FIG. 9 illustrates fracture propagation with the fracture spacing reduced to 250 ft. in accordance with the present example. Because of the closer spacing, the amount of fracture deviation is larger. For instance, fractures 2, 5 and 8 may propagate away from the previous fracture at an angle θ_f>5°. But what mostly stands out is the fact that under a critical value of the fracture spacing, the attraction zone associated with fractures 2, 5 and 8 may cause fractures 3, 6, and 9, respectively, to intersect fractures 2, 5 and 8 respectively. The practical consequence of such intersections may be much less efficient drainage of the reservoir, even if the fractures are initiated closer to each other.

Additionally, it may be noted that to calculate the trajectory of fractures 4, 7 and 10, a two-fracture system may be simulated to calculate the stress distribution of the rock formation. For example, because the fracture 3 may intersect with fracture 2, the stress distribution that may affect the fracture 4 may be modeled based on both the fractures 2 and 3. The stress distribution around the fracture system with respect to the fractures 2 and 3 is shown in FIG. 10.

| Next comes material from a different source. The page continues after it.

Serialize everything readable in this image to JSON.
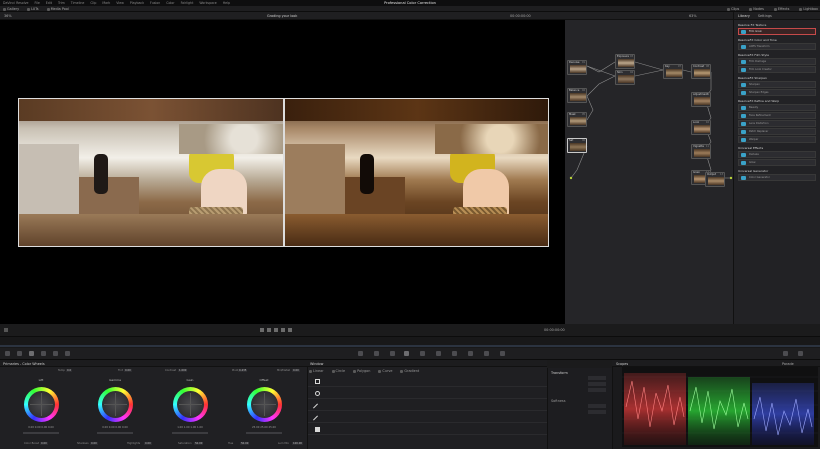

FIGS. 11 and 12 also illustrate fracture propagation as calculated for a 200-ft. and a 150-ft. spacing respectively of the present example simulation. In those examples, the “unsuccessful” fractures (e.g., fractures 3, 5, 7 and 10 of FIG. 11 and fractures 2, 4, 6, 8 and 10 of FIG. 12) may not only intersect the previous fracture but may propagate longitudinally to the horizontal well such that increased hydrocarbon production may not be realized through the inducement of these fractures. For such small values of the fracture spacing, the unsuccessful fractures may be caused by initiating the fractures within the stress reversal region of the previous fracture, which is located inside the attraction zone associated with the previous fracture (e.g., attraction zone 806 of FIG. 8). In the present example (150-ft. spacing), only every other fracturing stage effectively stimulates the shale, thus possibly leaving significant portions of the reservoir inadequately drained.

FIGS. 13
a and 13b illustrate the impact of fracture spacing on the angle of deviation of the fractures from the orthogonal path. Below a critical value of the fracture spacing, the efficiency of fracturing stages may be negatively affected as shown by the large variations in deviation angles with respect to spacings 250, 200 and 150 feet apart. Accordingly, the gain in reservoir drainage at these spacings may be marginal compared to the additional cost represented by an increased number of fracture stages. This result suggests that because of mechanical stress interference, spacing transverse fractures ever closer to each other may not be a desirable completion strategy.

FIG. 14 illustrates the impact of fracture spacing on the evolution of the net closure stress. As shown in FIG. 14, for fracture spacings of 400 ft. and 300 ft., the net closure stress only increases with each new stage until reaching a plateau. However for the 250, 200 and 150 ft. fracture spacings, the net pressure may have an up and down trend.

Counting the number of times the net fracturing pressure decreases from one stage to another, may indicate the number of unsuccessful fracture stages identified in FIGS. 10, 12, 13a and 13b. The decrease in the fracture closure stress (from one stage to another) may be a consequence of the smaller mechanical stress interference (stress shadow) generated by the previous fracture when propagating into stimulated regions of the reservoir instead of orthogonal to the well.

Therefore, as an example, in the case of the smallest spacing, while the designed value is 150 ft., the effective spacing may only equal to 300 ft., as every other fracture may be longitudinal with respect to the wellbore. Accordingly, doubling the number of stages for 150 ft. spacing compared to the 300 ft. spacing may grant very little improvement in well production.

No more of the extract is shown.